This is a javascript/node/Express problem. I am working on the backend to make speech recognition, and specifically scoring that speech for similarity to some reference sentence, work. When I use English for the language, there is no problem and I can obtain a proper score. The front end where the actual speech recognition is done also operates as it should. I have tested it without a backend part, that is, with just the speech recognizing part, and the algorithm gives the right score for all languages.
However, I run into problems when I use this front end script with a backend script that does the scoring part for languages that use non-Latin characters, and using data from text files for the reference for comparison. (When testing in the front end, I did not use data from text files, I used data that was in the HTML on that page. I stored the reference string as a data attribute and pointed to that data attribute in the script.)

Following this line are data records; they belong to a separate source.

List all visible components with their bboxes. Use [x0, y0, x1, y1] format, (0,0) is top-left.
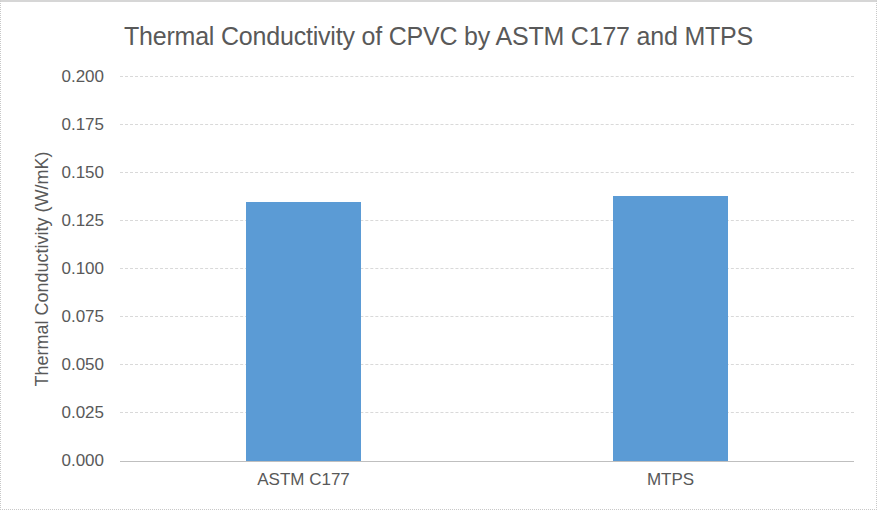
- y-tick-label: 0.025: [1, 403, 104, 423]
- gridline: [120, 76, 854, 77]
- x-axis-line: [120, 461, 854, 462]
- bar-mtps: [613, 196, 728, 461]
- gridline: [120, 412, 854, 413]
- gridline: [120, 316, 854, 317]
- chart-container: Thermal Conductivity of CPVC by ASTM C17…: [0, 0, 877, 510]
- y-tick-label: 0.000: [1, 451, 104, 471]
- y-tick-label: 0.050: [1, 355, 104, 375]
- y-tick-label: 0.125: [1, 211, 104, 231]
- gridline: [120, 268, 854, 269]
- gridline: [120, 364, 854, 365]
- y-tick-label: 0.100: [1, 259, 104, 279]
- bar-astm-c177: [246, 202, 361, 461]
- y-tick-label: 0.075: [1, 307, 104, 327]
- plot-area: [120, 77, 854, 461]
- gridline: [120, 172, 854, 173]
- gridline: [120, 220, 854, 221]
- y-tick-label: 0.200: [1, 67, 104, 87]
- gridline: [120, 124, 854, 125]
- x-category-label: MTPS: [571, 469, 771, 491]
- y-axis-tick-labels: 0.0000.0250.0500.0750.1000.1250.1500.175…: [1, 77, 104, 461]
- x-axis-category-labels: ASTM C177 MTPS: [120, 469, 854, 493]
- y-tick-label: 0.150: [1, 163, 104, 183]
- y-tick-label: 0.175: [1, 115, 104, 135]
- x-category-label: ASTM C177: [204, 469, 404, 491]
- chart-title: Thermal Conductivity of CPVC by ASTM C17…: [1, 22, 876, 51]
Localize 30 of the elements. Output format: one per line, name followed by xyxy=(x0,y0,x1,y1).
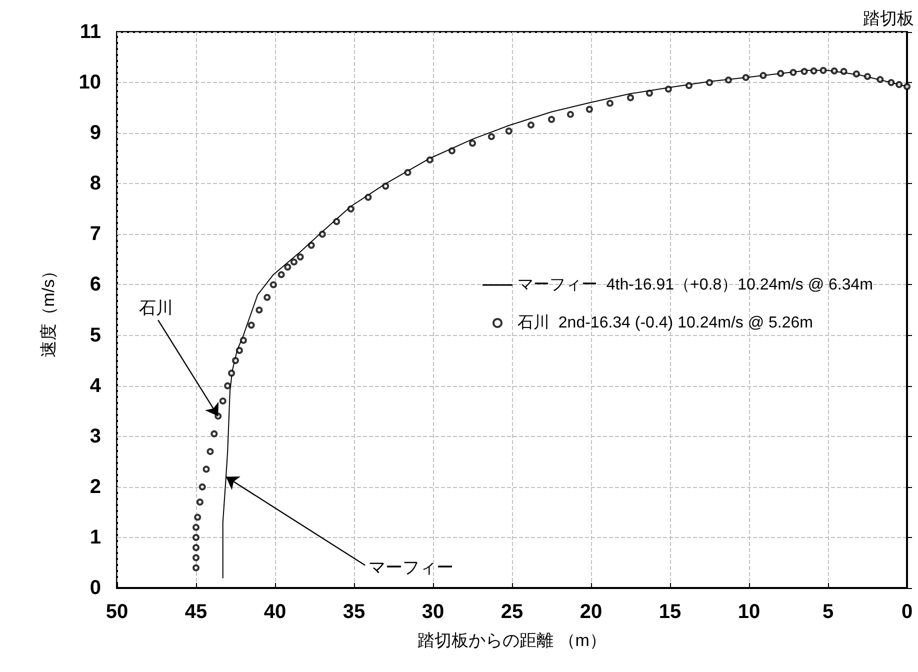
x-tick-label: 45 xyxy=(184,601,208,623)
text: 踏切板 xyxy=(863,9,914,28)
annotation: マーフィー xyxy=(368,558,454,577)
x-tick-label: 40 xyxy=(264,601,286,623)
x-tick-label: 25 xyxy=(500,601,524,623)
x-tick-label: 20 xyxy=(580,601,602,623)
x-tick-label: 10 xyxy=(738,601,760,623)
x-tick-label: 0 xyxy=(901,601,913,623)
y-tick-label: 10 xyxy=(78,72,101,94)
y-tick-label: 6 xyxy=(90,274,101,296)
annotation: 石川 xyxy=(138,298,173,318)
y-tick-label: 3 xyxy=(90,425,101,448)
x-tick-label: 35 xyxy=(342,601,366,623)
x-tick-label: 15 xyxy=(658,601,682,623)
y-tick-label: 0 xyxy=(90,577,101,599)
y-tick-label: 2 xyxy=(90,476,101,498)
x-tick-label: 30 xyxy=(422,601,444,623)
y-tick-label: 5 xyxy=(90,324,101,346)
legend-label: 石川 2nd-16.34 (-0.4) 10.24m/s @ 5.26m xyxy=(518,314,813,332)
y-tick-label: 7 xyxy=(90,223,101,246)
legend-label: マーフィー 4th-16.91（+0.8）10.24m/s @ 6.34m xyxy=(518,276,873,294)
y-axis-title: 速度（m/s） xyxy=(39,262,58,358)
y-tick-label: 1 xyxy=(90,526,101,548)
y-tick-label: 4 xyxy=(90,374,102,397)
x-tick-label: 50 xyxy=(106,601,128,623)
y-tick-label: 8 xyxy=(90,172,101,195)
x-tick-label: 5 xyxy=(822,601,834,623)
y-tick-label: 9 xyxy=(90,122,101,144)
x-axis-title: 踏切板からの距離 （m） xyxy=(418,631,606,650)
y-tick-label: 11 xyxy=(80,21,101,43)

This is the backend script:
app.post('/k2', ensureAuthenticated, async function(req, res) {
const client = await mongoose.connect(MONGO_URI, function (err, db){
if (err) throw new Error(err);
var stringMain = req.body.transcript;
var username = req.body.username;
var field = req.body.fieldName;
var task = req.body.question;
var updateField = {$set:{}};
updateField.$set[field+'.'+task]= {"question":task, "value":100};
var textGet = task+"i.txt";
var finalAns;
fs.readFile(textGet, function(err, data) {
if (err) console.log("error reading the text file");
var secondString = data.toString(); //THIS MAY BE WHERE THE PROBLEMS START
var thresh = Math.ceil((stringSimilarity.compareTwoStrings(stringMain, secondString))*10)*10;
var textGet2 = task+"ii.txt";
fs.readFile(textGet2, function(err, data) {
if (err) console.log("error opening and reading second file");
var secondString2 = data.toString();
var thresh2 = Math.ceil((stringSimilarity.compareTwoStrings(stringMain, secondString2))*10)*10;
if (thresh >=thresh2){
finalAns = thresh;
} else {
finalAns = thresh2
};
if (finalAns === 100) {
db
.collection("users")
.findOne({username: username}, function (errors, result){
if (errors) throw errors;
if (result){
db.collection("users")
.updateOne({username:username}, updateField);
res.end(JSON.stringify({"transcript":finalAns}));
}
else {console.log("Player not found")};
});
} else {
res.end(JSON.stringify({"transcript":finalAns}));
}
});
});
});
});
I have text files that contain the reference sentence to compare the transcript with. These files have ".txt" as the extension. The transcript comes from the front end and is compared to the data in two text files and the best match is taken as the final answer (a score). Then the final answer (score) is sent to the front end using AJAX. I made these files using Apple's TextEdit (I'm using a mac), and as far as I know, the encoding is utf-8.
For English, it works perfectly and I am able to get a score, as I have said. However, when I test it out with non-English languages that use a different character set, for example, Japanese or Korean, I keep getting scores of 0.
The problem is I don't know where to begin to solve the problem. I suspect it has to do with the system interpreting non-Latin characters as Latin characters, so when it does the string similarity, the result is 0.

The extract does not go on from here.